Malarial infection during pregnancy (MIP) remains a public health problem that affects pregnant women and the developing foetus. A review and meta-analysis of seven trials associates MIP with severe anaemia, cerebral malaria and low neonatal birth weight (LBW) [1]. In moderate and high malarial transmission areas, WHO recommends a minimum of three doses of intermittent preventive treatment (IPTp) for pregnant women during routine antenatal care (ANC) after 16 weeks of pregnancy [2]
Among pastoralists, conception usually occurs during the early dry season which is transitioning from a wet season [3]. This period happens to be the peak season for malaria transmission [3]. Yet, antenatal care attendance among pregnant pastoralists remains relatively lower than the general population [4].
The study was conducted in four areas of Kapoeta County in the Eastern Equatoria of South Sudan. A stepwise approach of four stages were taken to achieve the set objectives using multiple methods from ethnography to social network analysis
Social network analysis shows that the strongest influencer to ANC attendance are the hegemony that exists within the household and community as a whole. Three models emerged as possible strategies for implementing ambulatory care.
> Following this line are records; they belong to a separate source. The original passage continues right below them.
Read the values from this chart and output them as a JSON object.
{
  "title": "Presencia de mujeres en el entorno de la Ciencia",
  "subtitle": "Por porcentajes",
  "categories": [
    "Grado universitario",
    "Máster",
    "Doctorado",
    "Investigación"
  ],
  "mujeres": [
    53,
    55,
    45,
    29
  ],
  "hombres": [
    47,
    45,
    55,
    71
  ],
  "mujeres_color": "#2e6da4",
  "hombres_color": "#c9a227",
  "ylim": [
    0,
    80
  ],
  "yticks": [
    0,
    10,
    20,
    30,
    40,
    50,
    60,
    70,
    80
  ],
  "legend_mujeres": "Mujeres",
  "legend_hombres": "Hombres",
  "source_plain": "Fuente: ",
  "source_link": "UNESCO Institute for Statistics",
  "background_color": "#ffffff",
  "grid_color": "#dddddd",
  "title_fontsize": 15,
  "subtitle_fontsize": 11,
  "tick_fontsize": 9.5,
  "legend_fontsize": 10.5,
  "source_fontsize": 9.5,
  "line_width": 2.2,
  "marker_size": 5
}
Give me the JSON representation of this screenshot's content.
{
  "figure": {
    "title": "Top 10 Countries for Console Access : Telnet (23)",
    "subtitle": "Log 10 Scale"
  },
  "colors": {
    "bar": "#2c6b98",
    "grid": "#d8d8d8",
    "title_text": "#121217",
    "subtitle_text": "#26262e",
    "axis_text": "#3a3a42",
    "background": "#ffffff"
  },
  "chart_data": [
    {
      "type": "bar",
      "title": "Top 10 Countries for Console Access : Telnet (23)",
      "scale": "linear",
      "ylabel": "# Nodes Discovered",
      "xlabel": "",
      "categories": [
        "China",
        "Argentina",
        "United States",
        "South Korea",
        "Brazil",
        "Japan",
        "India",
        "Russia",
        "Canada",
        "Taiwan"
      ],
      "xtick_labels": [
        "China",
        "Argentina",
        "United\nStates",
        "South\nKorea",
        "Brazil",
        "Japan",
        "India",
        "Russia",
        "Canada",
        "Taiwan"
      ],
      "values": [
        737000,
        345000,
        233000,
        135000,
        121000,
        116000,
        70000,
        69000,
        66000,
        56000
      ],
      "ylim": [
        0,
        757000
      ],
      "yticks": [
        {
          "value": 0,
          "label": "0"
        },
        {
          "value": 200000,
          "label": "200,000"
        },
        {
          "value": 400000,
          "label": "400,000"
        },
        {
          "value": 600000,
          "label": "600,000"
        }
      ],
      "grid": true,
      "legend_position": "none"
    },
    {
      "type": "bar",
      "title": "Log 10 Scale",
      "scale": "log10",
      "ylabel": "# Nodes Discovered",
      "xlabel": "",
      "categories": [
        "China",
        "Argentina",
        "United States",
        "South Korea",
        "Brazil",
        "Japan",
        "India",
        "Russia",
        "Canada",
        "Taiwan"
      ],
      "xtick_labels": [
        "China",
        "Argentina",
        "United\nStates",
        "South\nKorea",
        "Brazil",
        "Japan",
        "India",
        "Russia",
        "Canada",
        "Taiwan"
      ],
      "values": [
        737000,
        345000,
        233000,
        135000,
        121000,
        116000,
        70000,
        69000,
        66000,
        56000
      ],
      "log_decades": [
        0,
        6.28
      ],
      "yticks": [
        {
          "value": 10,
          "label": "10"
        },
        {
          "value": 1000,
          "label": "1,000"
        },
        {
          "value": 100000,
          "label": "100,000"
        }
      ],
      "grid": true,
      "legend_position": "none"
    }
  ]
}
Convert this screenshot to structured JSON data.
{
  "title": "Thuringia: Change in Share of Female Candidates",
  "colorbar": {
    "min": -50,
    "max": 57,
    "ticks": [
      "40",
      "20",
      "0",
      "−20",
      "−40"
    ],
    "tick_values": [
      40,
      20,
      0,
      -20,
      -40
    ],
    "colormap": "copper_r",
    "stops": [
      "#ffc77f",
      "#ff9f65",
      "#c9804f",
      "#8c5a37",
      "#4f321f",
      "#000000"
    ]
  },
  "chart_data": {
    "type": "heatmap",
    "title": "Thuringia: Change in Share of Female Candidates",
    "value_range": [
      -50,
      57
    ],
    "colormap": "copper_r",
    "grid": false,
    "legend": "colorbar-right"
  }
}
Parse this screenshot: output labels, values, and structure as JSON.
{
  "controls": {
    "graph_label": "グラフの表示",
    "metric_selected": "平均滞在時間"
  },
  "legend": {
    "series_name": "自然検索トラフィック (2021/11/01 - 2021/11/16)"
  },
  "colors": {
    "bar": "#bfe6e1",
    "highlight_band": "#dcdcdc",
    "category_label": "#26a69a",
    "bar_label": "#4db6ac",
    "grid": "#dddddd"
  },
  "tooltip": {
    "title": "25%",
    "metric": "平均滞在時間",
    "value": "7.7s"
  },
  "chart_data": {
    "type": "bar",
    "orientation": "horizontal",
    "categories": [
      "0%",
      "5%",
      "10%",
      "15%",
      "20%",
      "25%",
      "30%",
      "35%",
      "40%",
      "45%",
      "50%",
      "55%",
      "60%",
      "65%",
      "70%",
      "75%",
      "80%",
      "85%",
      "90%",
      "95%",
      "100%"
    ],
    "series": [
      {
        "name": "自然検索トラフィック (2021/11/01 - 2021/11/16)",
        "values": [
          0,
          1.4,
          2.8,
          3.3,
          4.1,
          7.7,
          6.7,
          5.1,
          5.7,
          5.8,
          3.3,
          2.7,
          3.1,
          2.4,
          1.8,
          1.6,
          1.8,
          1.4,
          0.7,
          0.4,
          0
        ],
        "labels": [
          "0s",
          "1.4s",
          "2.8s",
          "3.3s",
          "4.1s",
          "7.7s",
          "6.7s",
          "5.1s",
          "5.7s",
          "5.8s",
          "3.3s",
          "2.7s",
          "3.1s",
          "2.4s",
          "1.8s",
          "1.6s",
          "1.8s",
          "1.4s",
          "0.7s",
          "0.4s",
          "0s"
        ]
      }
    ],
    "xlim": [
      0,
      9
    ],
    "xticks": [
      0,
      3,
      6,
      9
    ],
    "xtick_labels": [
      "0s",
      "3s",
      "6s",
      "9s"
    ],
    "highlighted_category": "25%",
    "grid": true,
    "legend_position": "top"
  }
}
These were: community health workers as mobilisers for administering IPTp monthly, mobile clinic facilitated by skilled health workers to provide comprehensive ANC care including malaria prophylaxis and finally, self-medication in the form of distributing sulphadoxine tablets to pregnant women. The final qualitative evaluation showed that while all models were potentially effective in encouraging optimal uptake of IPTp, safety of drugs could only be assured when delivered via the mobile clinic.
Mobile clinics have proven to be a cost-effective intervention in several settings. In humanitarian setting where there are apparent weaker health system, mobile clinics are relevant ensures that safe and optimal doses of IPTp are administered.